Guided Reflection Questions
1. How did the scenario make you feel?
Not really knowing what to expect from this scenario made me a little nervous. I have
gained quite a bit of confidence throughout each simulation though and was confident
that I could systematically work through the process and have a successful outcome.
2. Discuss your use of adjunct oxygen therapy for this patient, including why you chose
a particular oxygen device, rate, and flow.
The physician orders stated continuous oxygen for the patient to maintain a 02
saturation of 92% or more. I placed the pulse oximeter on the patient and his O2
saturation was 95%. As the patient’s oxygen saturation was only slightly decreased from
normal and above 92%, I chose to apply a nasal cannula versus a mask. The average
oxygen flow via nasal cannula is 1 – 6 L/min. Only needing to maintain the patient’s
current oxygen level meant he would not require a high oxygen flow rate.
3. Discuss Vernon Watkins’ arterial blood gas (ABG) analysis result and explain what
caused this result.
Mr. Watkins’ arterial blood gas analysis showed the follow abnormal results: pH was
elevated at 7.50, HCO3- was low at 20.9, PCO2 was low at 25, PO2 was low at 68, and
SaO2 was low at 92.
A pH level of 7.50 showed a state of alkalosis.
A decreased HCO3- showed a state of
acidosis.
A PCO2 of 25 indicated the cause of the patients’ issue was respiratory.
His PO2 and SaO2 both being low were further indications of a respiratory issue.
Mr. Watkins had respiratory alkalosis brought on by hyperventilation, as indicated by his
increased respiratory rate of 24 breaths per minute, causing his lungs to blow off more
carbon dioxide that his body had available. The hyperventilation was caused by
hypoxemia, indicated by his declining O2 saturation throughout the simulation. Both
conditions were the result of the pulmonary embolism he was experiencing.

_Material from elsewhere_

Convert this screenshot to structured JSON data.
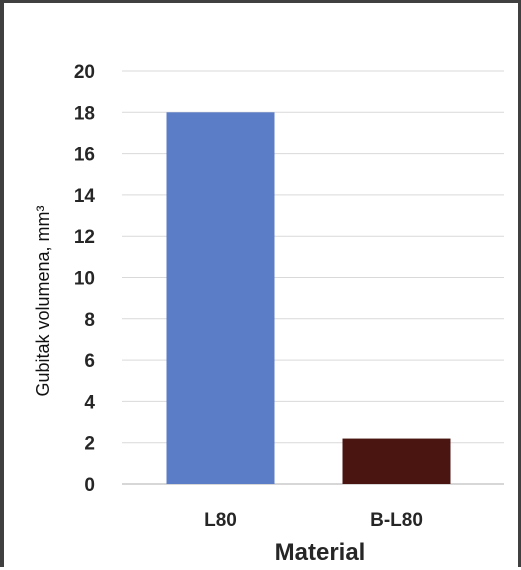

4. Discuss the use of a heparin nomogram (guideline for heparin titration) and
safety related to this intervention.
A heparin nomogram is a guideline nurses use for heparin therapy and titration. The first
step is for the doctor to determine if the indication for the use of heparin justifies a
gradual or rapid heparin nomogram. Based on the patient’s chest CT scan showing a PE,
the patient would meet the criteria for the rapid infusion. According to the protocol for
rapid infusion, the bolus dose is 80 units/kg and the initial infusion rate is 18 units/kg/hr.